ATTENTION AUX EXTRAPOLATIONS RAPIDES…

Le capital du XXIe siècle (13) – Rentabilité du capital6
Que retenir de cette promenade au sein de l’évolution du capital ?
En premier, et surtout, cette transformation de la structure du capital – l’immobilier à la place des terres agricoles, des échanges internationaux développés mais équilibrés –, et la reconstruction du capital depuis les années 50 qui se retrouve à nouveau représentant 6 années de revenus.
Par contre, – et je ne suis pas le seul ! –, je reste sceptique sur tout approche trop mathématique et simplificatrice des évolutions. D’ailleurs Thomas Piketty lui-même nous alertait là-dessus (voir « Un économiste qui se méfie des mathématiques »). Il me donne l’impression de tomber parfois lui-même dans ce piège… Notamment son application de la formule β = s/ g me semble trop systématique.

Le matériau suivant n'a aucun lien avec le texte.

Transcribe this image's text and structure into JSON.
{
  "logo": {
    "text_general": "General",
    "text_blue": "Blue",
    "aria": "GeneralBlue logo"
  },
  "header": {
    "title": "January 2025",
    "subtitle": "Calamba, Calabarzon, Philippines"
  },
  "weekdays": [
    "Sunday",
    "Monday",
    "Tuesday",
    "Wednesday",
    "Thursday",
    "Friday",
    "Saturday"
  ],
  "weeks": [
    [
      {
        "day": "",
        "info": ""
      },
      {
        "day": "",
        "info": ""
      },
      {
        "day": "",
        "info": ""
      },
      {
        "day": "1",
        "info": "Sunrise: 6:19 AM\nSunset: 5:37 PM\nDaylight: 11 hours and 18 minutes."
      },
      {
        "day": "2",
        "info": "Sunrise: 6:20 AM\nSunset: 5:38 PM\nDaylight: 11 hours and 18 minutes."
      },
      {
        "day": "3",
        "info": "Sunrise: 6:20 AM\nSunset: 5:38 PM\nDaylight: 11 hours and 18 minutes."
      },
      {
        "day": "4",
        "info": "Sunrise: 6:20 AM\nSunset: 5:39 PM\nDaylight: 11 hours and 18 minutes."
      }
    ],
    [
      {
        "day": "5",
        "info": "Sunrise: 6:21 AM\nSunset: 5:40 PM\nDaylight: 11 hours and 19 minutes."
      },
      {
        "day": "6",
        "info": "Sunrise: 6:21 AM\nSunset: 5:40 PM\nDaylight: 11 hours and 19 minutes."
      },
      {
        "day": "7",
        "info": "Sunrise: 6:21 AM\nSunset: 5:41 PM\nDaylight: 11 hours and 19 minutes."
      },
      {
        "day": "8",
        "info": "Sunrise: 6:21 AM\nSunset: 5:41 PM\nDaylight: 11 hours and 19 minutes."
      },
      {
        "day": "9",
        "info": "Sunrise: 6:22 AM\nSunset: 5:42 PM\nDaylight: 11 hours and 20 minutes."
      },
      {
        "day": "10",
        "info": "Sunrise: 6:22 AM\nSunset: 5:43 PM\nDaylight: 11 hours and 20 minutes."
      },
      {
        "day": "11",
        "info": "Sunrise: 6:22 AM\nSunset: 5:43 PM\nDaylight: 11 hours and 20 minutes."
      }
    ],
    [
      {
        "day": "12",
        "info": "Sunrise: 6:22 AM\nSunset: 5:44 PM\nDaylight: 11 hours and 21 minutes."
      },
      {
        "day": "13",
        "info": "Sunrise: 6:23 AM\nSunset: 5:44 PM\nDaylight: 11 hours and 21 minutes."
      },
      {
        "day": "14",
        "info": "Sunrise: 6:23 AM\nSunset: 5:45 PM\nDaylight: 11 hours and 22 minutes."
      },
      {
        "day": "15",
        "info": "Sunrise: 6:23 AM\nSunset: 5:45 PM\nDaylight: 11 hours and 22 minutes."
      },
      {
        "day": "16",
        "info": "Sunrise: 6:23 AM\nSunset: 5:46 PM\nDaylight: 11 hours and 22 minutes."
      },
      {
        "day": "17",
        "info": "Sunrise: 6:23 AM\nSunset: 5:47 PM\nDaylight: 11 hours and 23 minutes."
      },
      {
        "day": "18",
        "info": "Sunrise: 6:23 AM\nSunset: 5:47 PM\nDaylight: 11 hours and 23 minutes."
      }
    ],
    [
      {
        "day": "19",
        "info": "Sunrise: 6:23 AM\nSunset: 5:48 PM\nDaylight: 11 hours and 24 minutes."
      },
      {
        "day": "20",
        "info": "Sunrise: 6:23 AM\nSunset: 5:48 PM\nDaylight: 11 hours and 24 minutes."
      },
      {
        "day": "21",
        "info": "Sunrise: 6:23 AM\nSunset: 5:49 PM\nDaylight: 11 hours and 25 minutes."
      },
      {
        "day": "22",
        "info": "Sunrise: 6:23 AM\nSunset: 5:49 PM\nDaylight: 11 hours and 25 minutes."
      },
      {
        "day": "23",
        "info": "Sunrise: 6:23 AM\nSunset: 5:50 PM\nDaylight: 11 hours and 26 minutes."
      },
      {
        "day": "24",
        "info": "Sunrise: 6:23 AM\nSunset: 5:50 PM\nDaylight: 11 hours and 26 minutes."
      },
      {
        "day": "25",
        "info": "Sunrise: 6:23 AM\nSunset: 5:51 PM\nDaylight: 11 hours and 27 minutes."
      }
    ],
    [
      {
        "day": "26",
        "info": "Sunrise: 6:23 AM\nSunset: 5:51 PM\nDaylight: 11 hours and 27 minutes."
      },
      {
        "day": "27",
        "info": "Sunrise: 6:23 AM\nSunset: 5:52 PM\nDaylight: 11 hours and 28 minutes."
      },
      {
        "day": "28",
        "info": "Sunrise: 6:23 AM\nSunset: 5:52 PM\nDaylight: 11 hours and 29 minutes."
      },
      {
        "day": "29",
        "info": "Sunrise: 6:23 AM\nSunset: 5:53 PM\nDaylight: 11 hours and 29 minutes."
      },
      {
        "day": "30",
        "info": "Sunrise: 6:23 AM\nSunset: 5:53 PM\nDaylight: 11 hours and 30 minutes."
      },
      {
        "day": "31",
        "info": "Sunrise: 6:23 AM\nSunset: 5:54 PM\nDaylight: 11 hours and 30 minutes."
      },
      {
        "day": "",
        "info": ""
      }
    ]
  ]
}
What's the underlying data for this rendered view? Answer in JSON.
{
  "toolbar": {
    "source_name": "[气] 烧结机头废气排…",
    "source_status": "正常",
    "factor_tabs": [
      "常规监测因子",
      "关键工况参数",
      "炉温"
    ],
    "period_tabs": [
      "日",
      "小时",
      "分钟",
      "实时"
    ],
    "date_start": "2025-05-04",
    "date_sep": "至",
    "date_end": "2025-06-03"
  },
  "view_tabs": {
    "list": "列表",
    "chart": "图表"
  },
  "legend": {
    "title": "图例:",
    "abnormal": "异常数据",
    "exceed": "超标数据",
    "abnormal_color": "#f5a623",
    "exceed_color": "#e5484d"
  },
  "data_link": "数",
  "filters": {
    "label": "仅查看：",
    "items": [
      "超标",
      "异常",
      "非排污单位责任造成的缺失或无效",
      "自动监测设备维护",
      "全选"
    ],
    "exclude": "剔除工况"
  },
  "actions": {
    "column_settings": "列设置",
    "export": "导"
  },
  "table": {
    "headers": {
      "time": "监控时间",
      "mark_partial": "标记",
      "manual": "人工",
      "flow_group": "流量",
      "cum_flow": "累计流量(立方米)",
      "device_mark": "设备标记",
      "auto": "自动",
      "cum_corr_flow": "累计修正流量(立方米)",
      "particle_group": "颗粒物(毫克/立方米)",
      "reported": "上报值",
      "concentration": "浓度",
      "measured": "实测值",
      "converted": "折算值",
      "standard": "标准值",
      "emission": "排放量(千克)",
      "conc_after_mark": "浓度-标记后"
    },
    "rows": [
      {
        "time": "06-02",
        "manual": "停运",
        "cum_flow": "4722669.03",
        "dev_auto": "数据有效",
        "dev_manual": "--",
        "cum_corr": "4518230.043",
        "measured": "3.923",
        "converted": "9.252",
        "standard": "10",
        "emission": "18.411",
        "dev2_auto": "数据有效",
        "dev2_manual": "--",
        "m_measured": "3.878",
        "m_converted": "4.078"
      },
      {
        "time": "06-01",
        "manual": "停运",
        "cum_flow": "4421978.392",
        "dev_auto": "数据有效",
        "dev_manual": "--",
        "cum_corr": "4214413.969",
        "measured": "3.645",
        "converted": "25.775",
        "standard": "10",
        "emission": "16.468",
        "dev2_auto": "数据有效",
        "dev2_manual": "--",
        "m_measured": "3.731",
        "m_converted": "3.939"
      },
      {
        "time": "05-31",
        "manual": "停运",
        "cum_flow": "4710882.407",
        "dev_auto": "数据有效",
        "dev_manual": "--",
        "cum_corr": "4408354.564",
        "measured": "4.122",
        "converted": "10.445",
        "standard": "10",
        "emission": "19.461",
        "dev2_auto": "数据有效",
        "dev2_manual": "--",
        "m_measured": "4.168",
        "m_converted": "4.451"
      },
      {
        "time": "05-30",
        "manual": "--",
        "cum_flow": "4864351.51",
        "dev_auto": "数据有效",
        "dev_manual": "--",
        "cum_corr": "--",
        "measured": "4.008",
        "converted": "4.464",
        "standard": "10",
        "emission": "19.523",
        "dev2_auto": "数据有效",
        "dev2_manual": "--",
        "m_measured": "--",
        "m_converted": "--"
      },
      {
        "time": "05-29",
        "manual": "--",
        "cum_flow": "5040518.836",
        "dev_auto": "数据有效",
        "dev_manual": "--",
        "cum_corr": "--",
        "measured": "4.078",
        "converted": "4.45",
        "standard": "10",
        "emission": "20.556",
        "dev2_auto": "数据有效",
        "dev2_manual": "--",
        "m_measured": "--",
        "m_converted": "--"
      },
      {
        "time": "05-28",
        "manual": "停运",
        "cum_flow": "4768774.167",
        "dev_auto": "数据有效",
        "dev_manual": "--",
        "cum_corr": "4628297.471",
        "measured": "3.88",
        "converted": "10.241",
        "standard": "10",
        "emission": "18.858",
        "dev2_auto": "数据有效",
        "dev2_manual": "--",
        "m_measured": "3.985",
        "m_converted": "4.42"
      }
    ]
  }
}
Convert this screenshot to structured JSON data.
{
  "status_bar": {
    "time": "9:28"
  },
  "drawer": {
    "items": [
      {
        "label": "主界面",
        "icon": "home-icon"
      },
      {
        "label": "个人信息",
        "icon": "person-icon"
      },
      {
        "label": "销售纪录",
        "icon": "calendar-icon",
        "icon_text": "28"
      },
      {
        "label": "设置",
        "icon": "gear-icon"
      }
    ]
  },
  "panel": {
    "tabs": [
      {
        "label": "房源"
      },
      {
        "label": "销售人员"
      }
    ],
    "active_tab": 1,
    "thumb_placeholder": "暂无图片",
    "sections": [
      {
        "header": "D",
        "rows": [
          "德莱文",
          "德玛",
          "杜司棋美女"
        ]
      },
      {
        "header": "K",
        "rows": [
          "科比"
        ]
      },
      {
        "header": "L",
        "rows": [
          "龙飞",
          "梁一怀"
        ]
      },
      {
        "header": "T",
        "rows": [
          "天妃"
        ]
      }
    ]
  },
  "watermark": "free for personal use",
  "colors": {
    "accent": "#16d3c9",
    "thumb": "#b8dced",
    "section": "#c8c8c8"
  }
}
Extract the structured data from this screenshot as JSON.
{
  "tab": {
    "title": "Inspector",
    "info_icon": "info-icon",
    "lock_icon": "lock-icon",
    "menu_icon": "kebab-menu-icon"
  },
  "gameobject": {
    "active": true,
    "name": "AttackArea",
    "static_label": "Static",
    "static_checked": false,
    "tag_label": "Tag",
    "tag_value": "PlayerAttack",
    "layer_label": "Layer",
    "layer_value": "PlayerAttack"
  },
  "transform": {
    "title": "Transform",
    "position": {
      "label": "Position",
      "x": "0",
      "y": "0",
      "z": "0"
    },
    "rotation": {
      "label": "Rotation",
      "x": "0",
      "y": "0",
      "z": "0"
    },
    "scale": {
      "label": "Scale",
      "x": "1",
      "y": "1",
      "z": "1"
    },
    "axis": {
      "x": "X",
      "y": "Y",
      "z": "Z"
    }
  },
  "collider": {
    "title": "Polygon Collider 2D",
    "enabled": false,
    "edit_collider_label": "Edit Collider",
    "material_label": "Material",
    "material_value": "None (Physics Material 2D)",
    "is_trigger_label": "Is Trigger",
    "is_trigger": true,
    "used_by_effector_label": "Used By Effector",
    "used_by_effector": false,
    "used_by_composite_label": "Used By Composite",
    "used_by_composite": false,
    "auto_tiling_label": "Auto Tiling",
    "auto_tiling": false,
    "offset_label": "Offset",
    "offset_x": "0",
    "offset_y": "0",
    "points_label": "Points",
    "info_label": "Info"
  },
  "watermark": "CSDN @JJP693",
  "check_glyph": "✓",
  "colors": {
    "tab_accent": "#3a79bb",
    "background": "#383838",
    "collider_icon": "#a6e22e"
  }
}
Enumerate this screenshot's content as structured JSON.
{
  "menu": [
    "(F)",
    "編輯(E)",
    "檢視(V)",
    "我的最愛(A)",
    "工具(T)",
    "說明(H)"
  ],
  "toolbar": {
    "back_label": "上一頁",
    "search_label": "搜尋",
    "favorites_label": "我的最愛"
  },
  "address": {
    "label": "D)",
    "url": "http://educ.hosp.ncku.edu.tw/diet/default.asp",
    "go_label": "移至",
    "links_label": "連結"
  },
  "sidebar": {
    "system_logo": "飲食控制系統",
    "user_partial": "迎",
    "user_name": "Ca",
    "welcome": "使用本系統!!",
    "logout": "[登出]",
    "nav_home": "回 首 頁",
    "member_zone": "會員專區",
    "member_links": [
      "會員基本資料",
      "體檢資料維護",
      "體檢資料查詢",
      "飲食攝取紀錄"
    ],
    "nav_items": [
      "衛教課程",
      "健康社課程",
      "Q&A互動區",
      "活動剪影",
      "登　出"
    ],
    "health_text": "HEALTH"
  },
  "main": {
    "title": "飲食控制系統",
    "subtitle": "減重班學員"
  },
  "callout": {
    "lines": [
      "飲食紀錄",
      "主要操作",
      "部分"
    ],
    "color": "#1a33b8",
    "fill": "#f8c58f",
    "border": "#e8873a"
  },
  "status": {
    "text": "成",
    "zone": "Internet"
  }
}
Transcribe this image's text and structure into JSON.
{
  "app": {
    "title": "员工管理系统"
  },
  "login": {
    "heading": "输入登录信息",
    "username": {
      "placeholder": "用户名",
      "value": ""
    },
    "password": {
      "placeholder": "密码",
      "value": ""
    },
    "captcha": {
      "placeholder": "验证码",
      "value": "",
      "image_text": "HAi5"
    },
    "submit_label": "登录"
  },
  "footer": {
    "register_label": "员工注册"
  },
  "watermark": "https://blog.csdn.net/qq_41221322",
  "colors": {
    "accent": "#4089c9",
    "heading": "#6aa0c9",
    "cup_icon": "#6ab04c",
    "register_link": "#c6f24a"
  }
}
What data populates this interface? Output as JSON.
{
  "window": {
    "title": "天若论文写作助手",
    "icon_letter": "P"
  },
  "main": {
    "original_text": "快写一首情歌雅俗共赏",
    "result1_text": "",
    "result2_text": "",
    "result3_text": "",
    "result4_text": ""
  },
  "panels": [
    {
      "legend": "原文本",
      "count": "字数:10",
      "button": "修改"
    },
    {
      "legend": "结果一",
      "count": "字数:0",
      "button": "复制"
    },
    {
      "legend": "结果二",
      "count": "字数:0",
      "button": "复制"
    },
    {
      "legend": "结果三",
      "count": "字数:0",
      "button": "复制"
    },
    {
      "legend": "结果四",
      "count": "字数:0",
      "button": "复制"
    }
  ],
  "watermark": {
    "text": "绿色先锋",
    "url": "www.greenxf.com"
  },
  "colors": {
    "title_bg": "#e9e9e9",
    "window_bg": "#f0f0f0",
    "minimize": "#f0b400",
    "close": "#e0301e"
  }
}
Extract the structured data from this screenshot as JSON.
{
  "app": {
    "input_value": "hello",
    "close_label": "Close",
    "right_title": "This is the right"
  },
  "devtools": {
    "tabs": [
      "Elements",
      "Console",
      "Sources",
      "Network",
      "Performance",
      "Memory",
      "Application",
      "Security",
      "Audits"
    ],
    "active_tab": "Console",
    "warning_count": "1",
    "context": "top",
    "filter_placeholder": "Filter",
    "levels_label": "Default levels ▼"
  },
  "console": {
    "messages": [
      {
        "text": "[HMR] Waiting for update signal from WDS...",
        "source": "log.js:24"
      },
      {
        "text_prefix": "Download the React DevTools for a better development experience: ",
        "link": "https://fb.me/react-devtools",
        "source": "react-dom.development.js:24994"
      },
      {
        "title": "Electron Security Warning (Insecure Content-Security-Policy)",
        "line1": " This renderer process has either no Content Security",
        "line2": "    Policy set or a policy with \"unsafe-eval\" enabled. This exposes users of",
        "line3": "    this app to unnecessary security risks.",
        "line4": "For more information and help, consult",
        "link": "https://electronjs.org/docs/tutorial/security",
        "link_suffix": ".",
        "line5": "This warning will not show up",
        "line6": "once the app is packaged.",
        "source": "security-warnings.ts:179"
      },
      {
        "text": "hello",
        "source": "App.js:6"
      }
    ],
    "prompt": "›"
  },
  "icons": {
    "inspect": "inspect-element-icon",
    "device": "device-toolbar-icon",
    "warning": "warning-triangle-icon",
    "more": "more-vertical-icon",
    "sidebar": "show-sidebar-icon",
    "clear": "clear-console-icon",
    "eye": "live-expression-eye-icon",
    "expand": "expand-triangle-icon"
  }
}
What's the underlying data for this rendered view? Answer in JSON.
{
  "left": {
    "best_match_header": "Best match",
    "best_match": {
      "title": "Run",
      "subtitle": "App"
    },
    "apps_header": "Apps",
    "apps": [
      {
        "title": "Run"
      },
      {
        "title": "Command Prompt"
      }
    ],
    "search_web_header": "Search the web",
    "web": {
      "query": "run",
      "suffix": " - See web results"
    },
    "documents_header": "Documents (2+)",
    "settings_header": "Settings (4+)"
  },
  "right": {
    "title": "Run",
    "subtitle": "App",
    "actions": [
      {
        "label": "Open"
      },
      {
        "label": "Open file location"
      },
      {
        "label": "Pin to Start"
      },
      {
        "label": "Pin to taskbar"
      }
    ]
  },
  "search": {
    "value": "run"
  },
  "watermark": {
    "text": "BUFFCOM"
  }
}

De même son affirmation que la rentabilité du capital ne peut pas descendre en-dessous des 3-4% constaté actuellement, ne me convainc pas… mais peut-être ai-je tort !
Ce n’est pas parce qu’un phénomène a été observé dans le passé, qu’il doit continuer nécessairement à perdurer.
Notamment la globalisation des échanges et la convergence mondiale progressive des niveaux de vie moyens changent la donne : il va être de plus en plus difficile de trouver des opportunités de placement dégageant de telles rentabilités, surtout quand la croissance mondiale baisse.
Et quand des ruptures technologiques surgissent, certes elles ouvrent de nouvelles opportunités pour la rentabilité du capital, mais symétriquement elles détruisent la valeur d’anciens placements. Alors…
Donc en résumé, la solidité de sa réflexion prospective sur le rapport capital et revenu est moins forte que celle sur la croissance (cf. mes articles précédents), et que celle sur les inégalités que nous allons aborder maintenant.